Five recycling experiments were performed under identical conditions to confirm the cycle performance of the ZnWO4/Ag3PO4 nanocomposite for practical application. Figure 6 shows that the degradation efficiency for MO dye still reached 81% and did not significantly decrease after five cycling experiments. As shown in Figure 2(f), the SEM of the morphology of the ZnWO4/Ag3PO4 nanocomposite was still intact after reaction. The results indicated that ZnWO4/Ag3PO4 nanocomposite was a type of potential and stable photocatalytic materials in repeated photocatalytic degradation experiments.
Schematic diagrams for energy band positions of Ag3PO4 and ZnWO4 are displayed in Figure 7. The as-prepared Ag3PO4 was a p-type semiconductor with the Fermi level close to the VB (Reunchan & Umezawa 2013), while ZnWO4 was a typical n-type semiconductor whose Fermi level was close to the CB. Before contact, the band positions of the pure ZnWO4 and Ag3PO4 displayed the nested band structure by computation. After coupling the Ag3PO4 and ZnWO4 semiconductors, a novel p–n heterojunction structure was formed, and an internal electric field was established that was directed from ZnWO4 to Ag3PO4 and improved the charge transfer efficiency simultaneously. As illustrated in Figure 7(b), an equilibrium state of Fermi levels of Ag3PO4 and ZnWO4 was achieved with an upward shift of the energy band positions of Ag3PO4 and a downward shift of ZnWO4 during the combination process. As a result, the VB and CB of semiconductor Ag3PO4 were higher than that of semiconductor ZnWO4, and this type of heterojunction led to efficient charge carrier separation. The photo-generated electrons could disengage freely from the CB of the Ag3PO4 semiconductor toward the CB of the ZnWO4 semiconductor. Meanwhile, the photo-generated holes could conveniently transfer from the VB of ZnWO4 to the VB of Ag3PO4 under visible light irradiation.
In conclusion, this new ZnWO4/Ag3PO4 composite photocatalyst was fabricated by an in situ precipitation method under mild conditions.
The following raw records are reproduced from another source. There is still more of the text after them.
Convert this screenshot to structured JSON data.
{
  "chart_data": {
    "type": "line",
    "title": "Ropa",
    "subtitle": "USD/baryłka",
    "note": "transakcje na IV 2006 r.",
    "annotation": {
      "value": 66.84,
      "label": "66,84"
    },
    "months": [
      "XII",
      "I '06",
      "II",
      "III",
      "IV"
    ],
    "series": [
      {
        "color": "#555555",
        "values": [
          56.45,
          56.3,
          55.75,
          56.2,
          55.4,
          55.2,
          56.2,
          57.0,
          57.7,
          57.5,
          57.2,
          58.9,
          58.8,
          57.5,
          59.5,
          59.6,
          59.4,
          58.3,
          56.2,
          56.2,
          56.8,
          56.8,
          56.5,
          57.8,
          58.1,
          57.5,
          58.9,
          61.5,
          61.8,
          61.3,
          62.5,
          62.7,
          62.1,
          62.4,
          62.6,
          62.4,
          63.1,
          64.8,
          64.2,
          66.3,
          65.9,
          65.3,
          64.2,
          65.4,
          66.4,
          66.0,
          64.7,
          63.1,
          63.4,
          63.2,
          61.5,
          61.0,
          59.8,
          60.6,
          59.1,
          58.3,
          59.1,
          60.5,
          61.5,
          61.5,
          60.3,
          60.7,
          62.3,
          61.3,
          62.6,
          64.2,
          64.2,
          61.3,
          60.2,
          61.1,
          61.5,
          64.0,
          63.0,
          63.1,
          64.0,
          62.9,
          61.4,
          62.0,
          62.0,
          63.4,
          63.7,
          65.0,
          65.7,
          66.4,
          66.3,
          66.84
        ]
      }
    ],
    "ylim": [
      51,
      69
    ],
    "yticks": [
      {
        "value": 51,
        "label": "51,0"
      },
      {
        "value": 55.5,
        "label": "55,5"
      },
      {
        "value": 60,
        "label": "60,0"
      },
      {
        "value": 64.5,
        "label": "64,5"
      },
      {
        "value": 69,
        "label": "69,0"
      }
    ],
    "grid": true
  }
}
We found that this as-prepared ZnWO4/Ag3PO4 nanocomposite exhibited high photocatalytic activities and good photostability for degradation of MO dye, compared with pure Ag3PO4 particles under visible light irradiation. Furthermore, according to the calculation and study based on the theory of band gaps, the p–n heterojunction constituted with semiconductor interfaces of ZnWO4 and Ag3PO4 improved the photoelectric efficiency of the original catalyst. This paper presents a new approach to composite photocatalyst synthesis, which could provide promising catalytic materials with excellent catalytic performance and good applicability.
This work was supported by Fundamental Research Funds for the Central Universities (No. 310829161016 and 310829171004) and PhD Start-up Fund of Xi'an University of Science and Technology (No. 6310117055).